A beta test puts your game on real players and hardware before launch, surfacing problems your own testing can't. Running one well is mostly about capturing what testers hit. Here are practical tips for running a beta test.
Choose Closed or Open
The first tip: choose the type for your stage. A closed beta (invite-only) gives focused, high-quality feedback and control on a rougher build, good for earlier testing. An open beta (public) gives broad real-world hardware coverage and scale, good for later testing on a more stable build.
Match the choice to your readiness: closed when your build is rough and you want deep feedback, open when it's stable and you want coverage. Many games run closed first, then open. Either way, the beta's value depends on what you capture from it.
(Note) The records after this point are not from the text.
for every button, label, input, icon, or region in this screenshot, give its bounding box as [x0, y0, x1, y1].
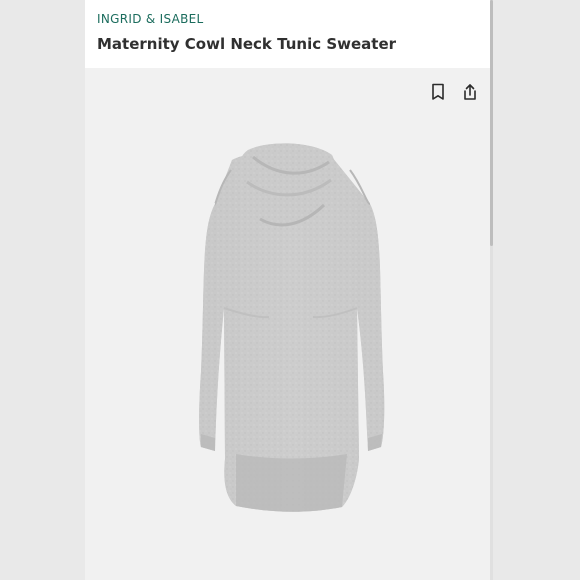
- share-icon[interactable]: [461, 83, 479, 101]
- brand-name[interactable]: INGRID & ISABEL: [97, 12, 204, 26]
- bookmark-icon[interactable]: [429, 83, 447, 101]
- product-title: Maternity Cowl Neck Tunic Sweater: [97, 35, 397, 53]
- product-screen: INGRID & ISABEL Maternity Cowl Neck Tuni…: [0, 0, 580, 580]
- product-header: INGRID & ISABEL Maternity Cowl Neck Tuni…: [85, 0, 493, 68]
- product-image[interactable]: [181, 142, 401, 517]
- product-panel: INGRID & ISABEL Maternity Cowl Neck Tuni…: [85, 0, 493, 580]
- scrollbar-thumb[interactable]: [490, 0, 493, 246]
Capture What Testers Hit Automatically
The biggest tip: capture automatically, don't rely on testers to report well, they won't. Automatic crash capture gets the bugs testers can't describe, and an effortless in-game report option gets the issues they notice but would forget to write up. This gets you real, actionable data.
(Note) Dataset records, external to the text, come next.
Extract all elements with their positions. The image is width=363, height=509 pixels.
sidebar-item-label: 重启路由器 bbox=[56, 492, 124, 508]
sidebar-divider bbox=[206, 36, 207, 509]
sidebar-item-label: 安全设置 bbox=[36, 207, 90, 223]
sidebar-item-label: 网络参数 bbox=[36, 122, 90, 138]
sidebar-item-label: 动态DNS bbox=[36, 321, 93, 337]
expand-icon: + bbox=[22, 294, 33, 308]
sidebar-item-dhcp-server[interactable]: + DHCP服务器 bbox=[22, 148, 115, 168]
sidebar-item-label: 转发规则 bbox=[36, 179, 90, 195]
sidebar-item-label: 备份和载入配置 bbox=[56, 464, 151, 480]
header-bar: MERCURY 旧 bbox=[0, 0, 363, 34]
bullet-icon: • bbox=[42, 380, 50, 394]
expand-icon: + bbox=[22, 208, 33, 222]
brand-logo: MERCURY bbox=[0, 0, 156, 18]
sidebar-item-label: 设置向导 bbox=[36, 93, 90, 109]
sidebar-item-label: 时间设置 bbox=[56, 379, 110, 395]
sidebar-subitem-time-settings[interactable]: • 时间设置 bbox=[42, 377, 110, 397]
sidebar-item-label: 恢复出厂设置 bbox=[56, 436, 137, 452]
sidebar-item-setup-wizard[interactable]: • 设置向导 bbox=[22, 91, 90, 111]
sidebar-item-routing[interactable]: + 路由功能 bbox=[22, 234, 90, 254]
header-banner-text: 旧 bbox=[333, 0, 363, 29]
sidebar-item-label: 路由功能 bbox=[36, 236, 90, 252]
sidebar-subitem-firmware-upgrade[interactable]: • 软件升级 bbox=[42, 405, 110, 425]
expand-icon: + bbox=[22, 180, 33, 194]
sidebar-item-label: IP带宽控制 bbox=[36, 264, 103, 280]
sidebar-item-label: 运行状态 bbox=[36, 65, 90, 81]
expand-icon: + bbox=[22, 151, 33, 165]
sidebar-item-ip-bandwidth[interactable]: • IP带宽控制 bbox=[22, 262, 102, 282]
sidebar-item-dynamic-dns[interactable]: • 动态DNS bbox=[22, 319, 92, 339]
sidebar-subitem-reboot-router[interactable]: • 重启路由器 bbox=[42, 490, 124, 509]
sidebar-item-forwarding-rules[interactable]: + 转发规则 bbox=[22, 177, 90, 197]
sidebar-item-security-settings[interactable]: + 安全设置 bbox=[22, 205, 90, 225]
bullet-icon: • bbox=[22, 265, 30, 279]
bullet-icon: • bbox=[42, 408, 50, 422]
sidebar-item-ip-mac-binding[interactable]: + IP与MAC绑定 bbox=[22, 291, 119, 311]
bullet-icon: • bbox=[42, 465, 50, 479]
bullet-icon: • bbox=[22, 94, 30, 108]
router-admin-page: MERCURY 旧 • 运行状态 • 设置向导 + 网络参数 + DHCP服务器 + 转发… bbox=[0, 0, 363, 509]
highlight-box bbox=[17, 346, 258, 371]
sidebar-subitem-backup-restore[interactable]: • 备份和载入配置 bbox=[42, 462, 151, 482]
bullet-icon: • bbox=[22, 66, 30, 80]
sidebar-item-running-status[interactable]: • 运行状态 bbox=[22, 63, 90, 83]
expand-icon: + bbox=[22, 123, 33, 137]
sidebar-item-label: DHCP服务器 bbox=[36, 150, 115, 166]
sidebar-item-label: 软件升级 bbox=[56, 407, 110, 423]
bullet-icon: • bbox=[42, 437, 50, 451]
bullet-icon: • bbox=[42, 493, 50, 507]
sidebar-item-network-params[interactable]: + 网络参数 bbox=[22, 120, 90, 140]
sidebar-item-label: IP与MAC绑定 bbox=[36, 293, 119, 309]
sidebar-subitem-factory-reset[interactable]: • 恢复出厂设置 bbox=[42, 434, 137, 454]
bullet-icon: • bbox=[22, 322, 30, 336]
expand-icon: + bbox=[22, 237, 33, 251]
Bugnet captures crashes and in-game reports from beta builds with device context, so the beta surfaces real issues regardless of how diligently testers report. Automatic capture turns a beta from a source of vague feedback into a source of actionable bugs.
Group, Prioritize, and Fix Before Launch
The final tip: turn the beta into a prioritized fix list. Group the captured reports and crashes so patterns across testers emerge, rank by impact, and fix the high-impact issues before launch. The crashes you fix in beta are the reviews you don't lose at launch.
Bugnet groups and ranks beta issues by impact, so you fix the most damaging ones first. So run a beta by choosing closed or open, capturing what testers hit automatically, and prioritizing and fixing before launch, making the beta the cheap launch insurance it should be.
Choose closed or open for your stage, capture what testers hit automatically (crashes and in-game reports), and group and prioritize the results to fix high-impact issues before launch. Beta value is in the data you capture and act on.